Prometheus was en route to generating $7 million in sales in 1987 and was one of the top 10 modem manufacturers ranked by global sales. Between 1987 and 1989, the company relocated out of state to Tigard, Oregon. In 1992, the company merged with Technology Concepts, Inc., a manufacturer of fax and enhanced voice modems based in Belmont, California. Prometheus relocated again to Tualatin, Oregon, by early 1994.

In early 1994, the company introduced its first series of sound cards, the Aria 16 (comprising the flagship Aria 16 product and the Aria 16se featuring a SCSI-2 connector for connecting to optical drives). The Aria 16 was based on Sierra Semiconductor's Aria sound chipset featuring 32-polyphony wavetable synthesis and Sound Blaster–compatible FM synthesis. The Aria 16 was bargain priced but received decent reviews from the computer press of its day. Prometheus' sound cards soon found use in prebuilt computer systems manufactured by IBM and DEC.
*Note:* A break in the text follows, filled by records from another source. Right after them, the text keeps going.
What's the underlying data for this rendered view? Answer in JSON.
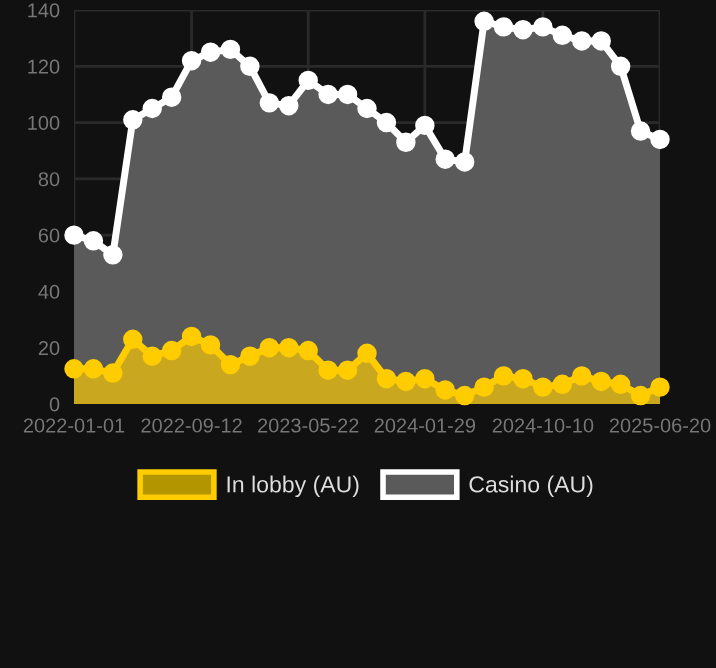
{
  "chart_data": {
    "type": "area",
    "x": [
      "2022-01-01",
      "2022-02-12",
      "2022-03-26",
      "2022-05-08",
      "2022-06-19",
      "2022-07-31",
      "2022-09-12",
      "2022-10-23",
      "2022-12-05",
      "2023-01-16",
      "2023-02-27",
      "2023-04-10",
      "2023-05-22",
      "2023-07-04",
      "2023-08-15",
      "2023-09-26",
      "2023-11-07",
      "2023-12-19",
      "2024-01-29",
      "2024-03-13",
      "2024-04-24",
      "2024-06-05",
      "2024-07-17",
      "2024-08-28",
      "2024-10-10",
      "2024-11-21",
      "2025-01-02",
      "2025-02-13",
      "2025-03-27",
      "2025-05-09",
      "2025-06-20"
    ],
    "series": [
      {
        "name": "Casino (AU)",
        "color": "#ffffff",
        "values": [
          60,
          58,
          53,
          101,
          105,
          109,
          122,
          125,
          126,
          120,
          107,
          106,
          115,
          110,
          110,
          105,
          100,
          93,
          99,
          87,
          86,
          136,
          134,
          133,
          134,
          131,
          129,
          129,
          120,
          97,
          94
        ]
      },
      {
        "name": "In lobby (AU)",
        "color": "#ffcc00",
        "values": [
          12.5,
          12.5,
          11,
          23,
          17,
          19,
          24,
          21,
          14,
          17,
          20,
          20,
          19,
          12,
          12,
          18,
          9,
          8,
          9,
          5,
          3,
          6,
          10,
          9,
          6,
          7,
          10,
          8,
          7,
          3,
          6
        ]
      }
    ],
    "ylim": [
      0,
      140
    ],
    "yticks": [
      0,
      20,
      40,
      60,
      80,
      100,
      120,
      140
    ],
    "xlim": [
      "2022-01-01",
      "2025-06-20"
    ],
    "xticks": [
      "2022-01-01",
      "2022-09-12",
      "2023-05-22",
      "2024-01-29",
      "2024-10-10",
      "2025-06-20"
    ],
    "grid": true,
    "legend": "bottom",
    "marker": "circle",
    "line_style": "solid"
  }
}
Sales of Prometheus' modems cooled considerably in the early 1990s, the company trailing behind the growing pace of advancements in modem bit rates and hampered by quality control issues stemming for slow communication with their Taiwanese manufacturing contract. In October 1994, Sierra Semiconductor purchased Prometheus Products in whole for an undisclosed sum of cash, making the company a subsidiary under Sierra while still operating out of Tualatin. Sierra tasked businessman Jack Murphy, then recently of Practical Peripherals to turn the company around; actions he took included moving the company's manufacturing efforts stateside and shuffling the company's management to included his contacts from Practical Peripherals, Apple, and Tektronix.

These actions were not enough to stem Prometheus' losses immediately, the subsidiary generating $4.6 million in losses on revenues of $19 million by late 1995. In January 1996, Sierra announced the divestiture and sale of Prometheus to the highest bidder.